With this Marcel had to be content, and the others also. For they were waiting for the result of the interview like hungry animals afraid to go too near the food supply, but full of curiosity.

Yet for all her scornful words, Jo watched the man within her house. She realized that he was still young and for all his leanness and brownness, handsome, in a way.
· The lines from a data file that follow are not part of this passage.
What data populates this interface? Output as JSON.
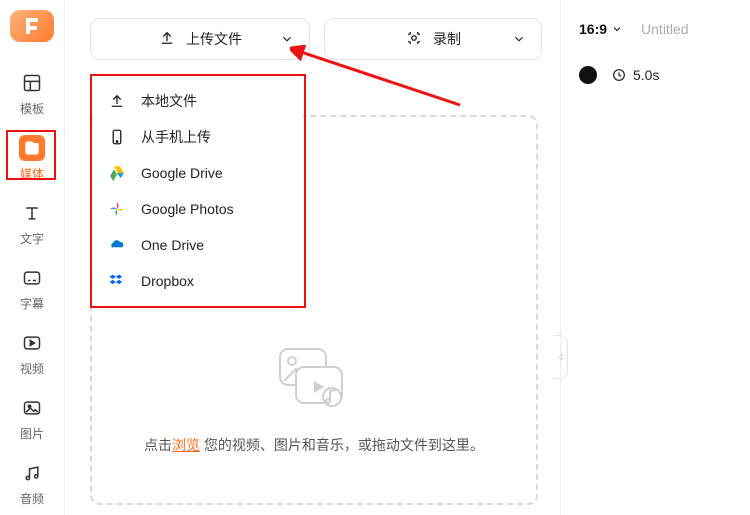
{
  "sidebar": {
    "items": [
      {
        "label": "模板"
      },
      {
        "label": "媒体"
      },
      {
        "label": "文字"
      },
      {
        "label": "字幕"
      },
      {
        "label": "视频"
      },
      {
        "label": "图片"
      },
      {
        "label": "音频"
      }
    ]
  },
  "toolbar": {
    "upload_label": "上传文件",
    "record_label": "录制"
  },
  "dropdown": {
    "items": [
      {
        "label": "本地文件"
      },
      {
        "label": "从手机上传"
      },
      {
        "label": "Google Drive"
      },
      {
        "label": "Google Photos"
      },
      {
        "label": "One Drive"
      },
      {
        "label": "Dropbox"
      }
    ]
  },
  "dropzone": {
    "prefix": "点击",
    "browse": "浏览",
    "suffix": " 您的视频、图片和音乐，或拖动文件到这里。"
  },
  "right": {
    "ratio": "16:9",
    "title": "Untitled",
    "duration": "5.0s"
  }
}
He had a habit, after the evening meal was done, of sitting astride a chair, and, while smoking, laughing at Donelle.

"He'd never do that if he saw in her a woman," thought Jo with relief. "She amuses him."

And that surely Donelle did. Her mimicry was delicious, her abandon before Alton most diverting. She knew no shyness, she even returned his teasing with a quick pertness that disarmed Jo completely.

"Well, Mr. Richard Alton," Donelle said one night as she watched him puff his pipe, "I went up to the wood-cabin to-day to see how much painting you'd done and I found it locked. I looked into the window and there was something hung inside."

"Little girls mustn't snoop," said Alton.

Donelle twisted her mouth and cocked her head.

"Very well," she said, "keep your old cabin. I know another that is never locked against me."